The announcement of this software is heralded as a step to foster “AI-tocracy” by China, drawing upon the fears of living in a big brother dystopia as mentioned in George Orwell’s popular novel 1984.
The software tool, according to experts, monitors the emotions, facial expressions, and brain waves of a person who has received “thought and political education” and analyzes them, however, it is unclear exactly how the system measures allegiance or reads minds.
The institution boasted about its “mind-reading” software in a Weibo video titled “The Smart Political Education Bar” that it released on July 1. As per translation by Radio Free Asia the software will be used on party members to further reinforce their determination to be thankful to the party, listen to the party, and follow the party.

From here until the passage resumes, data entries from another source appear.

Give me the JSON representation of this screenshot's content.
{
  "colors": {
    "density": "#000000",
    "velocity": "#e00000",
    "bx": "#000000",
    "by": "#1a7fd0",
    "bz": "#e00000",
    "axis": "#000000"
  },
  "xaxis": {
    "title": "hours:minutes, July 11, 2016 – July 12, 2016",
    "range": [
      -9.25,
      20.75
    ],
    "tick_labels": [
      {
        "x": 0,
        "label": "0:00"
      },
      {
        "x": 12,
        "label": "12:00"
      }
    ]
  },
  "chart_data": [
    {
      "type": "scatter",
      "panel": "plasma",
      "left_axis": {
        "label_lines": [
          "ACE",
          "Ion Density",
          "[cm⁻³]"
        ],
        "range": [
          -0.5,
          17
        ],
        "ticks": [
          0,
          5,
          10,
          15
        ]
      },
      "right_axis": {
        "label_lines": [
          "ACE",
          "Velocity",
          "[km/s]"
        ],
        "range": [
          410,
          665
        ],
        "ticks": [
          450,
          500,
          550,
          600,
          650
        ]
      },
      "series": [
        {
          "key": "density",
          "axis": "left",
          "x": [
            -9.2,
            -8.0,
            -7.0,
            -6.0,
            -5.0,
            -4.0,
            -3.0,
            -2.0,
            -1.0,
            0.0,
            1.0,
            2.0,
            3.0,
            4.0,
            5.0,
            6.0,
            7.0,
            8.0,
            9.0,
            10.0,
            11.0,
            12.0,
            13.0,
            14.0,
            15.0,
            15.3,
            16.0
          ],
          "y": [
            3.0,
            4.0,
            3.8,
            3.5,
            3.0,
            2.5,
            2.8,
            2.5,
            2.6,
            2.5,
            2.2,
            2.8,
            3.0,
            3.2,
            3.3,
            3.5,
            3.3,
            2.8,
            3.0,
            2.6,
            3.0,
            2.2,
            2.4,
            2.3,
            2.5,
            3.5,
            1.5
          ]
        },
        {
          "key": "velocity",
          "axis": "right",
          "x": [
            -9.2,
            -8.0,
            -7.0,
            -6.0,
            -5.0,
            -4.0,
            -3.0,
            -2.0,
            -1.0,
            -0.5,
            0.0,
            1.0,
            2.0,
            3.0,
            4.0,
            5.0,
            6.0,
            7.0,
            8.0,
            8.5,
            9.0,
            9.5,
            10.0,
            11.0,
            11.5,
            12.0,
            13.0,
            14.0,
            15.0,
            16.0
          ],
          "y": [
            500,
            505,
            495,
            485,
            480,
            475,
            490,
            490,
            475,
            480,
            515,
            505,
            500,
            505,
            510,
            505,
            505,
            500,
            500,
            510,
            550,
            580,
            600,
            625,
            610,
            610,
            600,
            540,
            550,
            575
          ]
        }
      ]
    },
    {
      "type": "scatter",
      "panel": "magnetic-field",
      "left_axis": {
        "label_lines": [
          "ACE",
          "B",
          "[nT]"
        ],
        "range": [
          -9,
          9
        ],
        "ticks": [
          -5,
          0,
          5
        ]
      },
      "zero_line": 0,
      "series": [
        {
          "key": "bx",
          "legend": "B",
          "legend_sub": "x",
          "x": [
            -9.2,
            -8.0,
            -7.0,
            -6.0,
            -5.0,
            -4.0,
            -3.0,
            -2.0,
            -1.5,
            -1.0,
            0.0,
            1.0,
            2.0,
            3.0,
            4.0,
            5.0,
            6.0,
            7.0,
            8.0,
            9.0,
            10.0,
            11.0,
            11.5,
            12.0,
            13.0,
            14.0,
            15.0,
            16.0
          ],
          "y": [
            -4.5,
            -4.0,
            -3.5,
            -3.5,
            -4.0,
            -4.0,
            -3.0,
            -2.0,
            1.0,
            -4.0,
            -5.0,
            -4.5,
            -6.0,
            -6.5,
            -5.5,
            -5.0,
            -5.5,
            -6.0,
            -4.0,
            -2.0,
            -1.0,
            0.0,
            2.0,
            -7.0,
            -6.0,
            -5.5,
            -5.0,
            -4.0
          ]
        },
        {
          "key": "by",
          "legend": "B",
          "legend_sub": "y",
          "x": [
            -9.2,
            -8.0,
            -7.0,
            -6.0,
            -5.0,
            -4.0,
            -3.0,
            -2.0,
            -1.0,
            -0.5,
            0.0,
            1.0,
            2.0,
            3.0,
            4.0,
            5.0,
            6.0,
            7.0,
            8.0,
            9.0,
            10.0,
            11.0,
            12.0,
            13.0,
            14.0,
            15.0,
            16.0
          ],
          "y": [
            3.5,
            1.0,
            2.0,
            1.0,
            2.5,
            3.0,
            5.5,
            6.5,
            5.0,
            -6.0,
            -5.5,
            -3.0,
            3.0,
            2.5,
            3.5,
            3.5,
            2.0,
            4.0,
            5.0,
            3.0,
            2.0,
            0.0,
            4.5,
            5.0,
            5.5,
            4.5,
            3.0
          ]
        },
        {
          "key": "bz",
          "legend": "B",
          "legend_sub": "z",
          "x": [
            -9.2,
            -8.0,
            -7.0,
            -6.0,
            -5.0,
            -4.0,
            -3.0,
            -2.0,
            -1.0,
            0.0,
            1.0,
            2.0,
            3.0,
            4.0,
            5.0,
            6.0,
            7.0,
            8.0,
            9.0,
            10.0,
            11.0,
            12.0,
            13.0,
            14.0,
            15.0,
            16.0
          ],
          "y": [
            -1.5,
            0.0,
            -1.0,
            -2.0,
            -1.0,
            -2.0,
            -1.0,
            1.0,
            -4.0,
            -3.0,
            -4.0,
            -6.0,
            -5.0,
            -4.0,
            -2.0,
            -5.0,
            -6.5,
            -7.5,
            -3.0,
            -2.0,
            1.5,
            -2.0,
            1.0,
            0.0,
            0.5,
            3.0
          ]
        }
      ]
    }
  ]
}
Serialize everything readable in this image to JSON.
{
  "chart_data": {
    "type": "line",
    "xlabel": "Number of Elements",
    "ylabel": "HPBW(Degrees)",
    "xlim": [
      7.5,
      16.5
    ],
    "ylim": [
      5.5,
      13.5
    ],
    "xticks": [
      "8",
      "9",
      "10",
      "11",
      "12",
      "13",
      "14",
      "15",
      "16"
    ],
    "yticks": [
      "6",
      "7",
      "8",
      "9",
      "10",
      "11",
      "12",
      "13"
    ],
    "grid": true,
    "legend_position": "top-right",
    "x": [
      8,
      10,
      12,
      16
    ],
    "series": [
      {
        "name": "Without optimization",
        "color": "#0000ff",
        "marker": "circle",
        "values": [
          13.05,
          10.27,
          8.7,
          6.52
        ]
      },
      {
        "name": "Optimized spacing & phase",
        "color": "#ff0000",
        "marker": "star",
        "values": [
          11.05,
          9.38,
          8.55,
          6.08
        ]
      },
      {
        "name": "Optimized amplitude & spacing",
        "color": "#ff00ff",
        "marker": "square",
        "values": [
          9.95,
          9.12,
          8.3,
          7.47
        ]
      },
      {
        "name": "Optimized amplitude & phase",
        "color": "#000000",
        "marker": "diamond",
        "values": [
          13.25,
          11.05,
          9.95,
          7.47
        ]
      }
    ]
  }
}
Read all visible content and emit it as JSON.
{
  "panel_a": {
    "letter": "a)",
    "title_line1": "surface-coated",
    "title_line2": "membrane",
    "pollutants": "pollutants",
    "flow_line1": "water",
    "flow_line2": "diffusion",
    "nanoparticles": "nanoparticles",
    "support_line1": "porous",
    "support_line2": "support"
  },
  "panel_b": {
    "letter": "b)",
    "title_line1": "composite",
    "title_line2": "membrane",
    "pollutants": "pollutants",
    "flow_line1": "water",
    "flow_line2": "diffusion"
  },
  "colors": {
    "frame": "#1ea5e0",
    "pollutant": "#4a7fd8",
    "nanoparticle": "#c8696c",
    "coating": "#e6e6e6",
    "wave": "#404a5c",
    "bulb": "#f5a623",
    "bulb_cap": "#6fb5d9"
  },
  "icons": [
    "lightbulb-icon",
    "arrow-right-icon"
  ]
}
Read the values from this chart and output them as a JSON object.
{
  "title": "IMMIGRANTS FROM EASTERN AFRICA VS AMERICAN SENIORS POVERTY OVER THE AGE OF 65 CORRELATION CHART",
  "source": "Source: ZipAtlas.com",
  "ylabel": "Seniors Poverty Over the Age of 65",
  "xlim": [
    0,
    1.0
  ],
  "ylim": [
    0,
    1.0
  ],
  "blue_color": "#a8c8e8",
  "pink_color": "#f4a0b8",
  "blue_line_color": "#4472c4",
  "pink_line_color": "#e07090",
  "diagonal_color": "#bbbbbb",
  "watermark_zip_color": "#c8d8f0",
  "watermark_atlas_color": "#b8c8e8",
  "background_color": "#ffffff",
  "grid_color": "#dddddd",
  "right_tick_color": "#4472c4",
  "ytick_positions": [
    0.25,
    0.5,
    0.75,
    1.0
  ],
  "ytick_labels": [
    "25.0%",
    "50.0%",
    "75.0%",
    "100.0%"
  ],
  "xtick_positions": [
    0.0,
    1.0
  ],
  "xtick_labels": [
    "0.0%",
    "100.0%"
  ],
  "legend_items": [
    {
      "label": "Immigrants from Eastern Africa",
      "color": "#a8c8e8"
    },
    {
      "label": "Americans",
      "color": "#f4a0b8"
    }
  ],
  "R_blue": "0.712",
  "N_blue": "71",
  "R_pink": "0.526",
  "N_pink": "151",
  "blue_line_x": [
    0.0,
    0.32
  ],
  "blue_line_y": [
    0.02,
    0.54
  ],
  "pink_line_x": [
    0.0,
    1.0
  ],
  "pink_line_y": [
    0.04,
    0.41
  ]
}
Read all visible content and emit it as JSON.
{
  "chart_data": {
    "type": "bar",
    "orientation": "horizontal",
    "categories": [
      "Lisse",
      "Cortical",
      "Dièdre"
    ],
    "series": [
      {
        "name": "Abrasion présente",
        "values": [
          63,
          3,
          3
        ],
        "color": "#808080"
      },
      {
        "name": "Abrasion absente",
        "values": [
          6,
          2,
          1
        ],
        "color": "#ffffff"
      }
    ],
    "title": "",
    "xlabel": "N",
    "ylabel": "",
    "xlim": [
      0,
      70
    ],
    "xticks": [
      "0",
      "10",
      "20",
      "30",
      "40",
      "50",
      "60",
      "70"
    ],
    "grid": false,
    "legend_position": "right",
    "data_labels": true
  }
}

The institution said its AI software was watching the subject’s behavior to assess how attentive he was to the party’s thought education as he scrolled through online material promoting party ideology at a kiosk. The software would next evaluate the person’s “emotional identification” and “learning attentiveness” to determine if they met the loyalty bar or required further training. It is now not feasible to do a thorough review of the biometric tool’s performance in producing the desired outcomes because the research and video are no longer accessible to the general audience, following a public outcry.
However, the Hefei Comprehensive National Science Center said in a statement that it had urged 43 party members of the research team to participate in party classes while being observed by the new software before it was removed from its website. The alleged biometric tool’s release (and disappearance) comes weeks after a New York Times investigation exposed how China is using biometric mass surveillance on a considerably greater scale than previously thought.
China has a notoriety for spying on both its own citizens and those living in the territories it occupies, whether it’s Taiwan or Hong Kong. Earlier, several times the Chinese government has also come under fire for tracking and policing Uighurs, an ethnic minority group held by the Chinese Communist Party in “reeducation” camps, using AI and face recognition technology. According to the Senate Foreign Relations Committee, the Chinese Communist Party has imprisoned between 1 million and 3 million Uighurs in reeducation camps.
Though it is undoubtedly not the first time that a brainwave scan capability has been applied to human beings using them to assess CCP loyalty highlights how AI can be exploited by the government for their vested interests. This also adds to the fears of Chinese citizens who are already living under a myriad of sensors in the nation. This is also surprising because China already has laws for user privacy backed by its AI Ethics guidelines announced last year.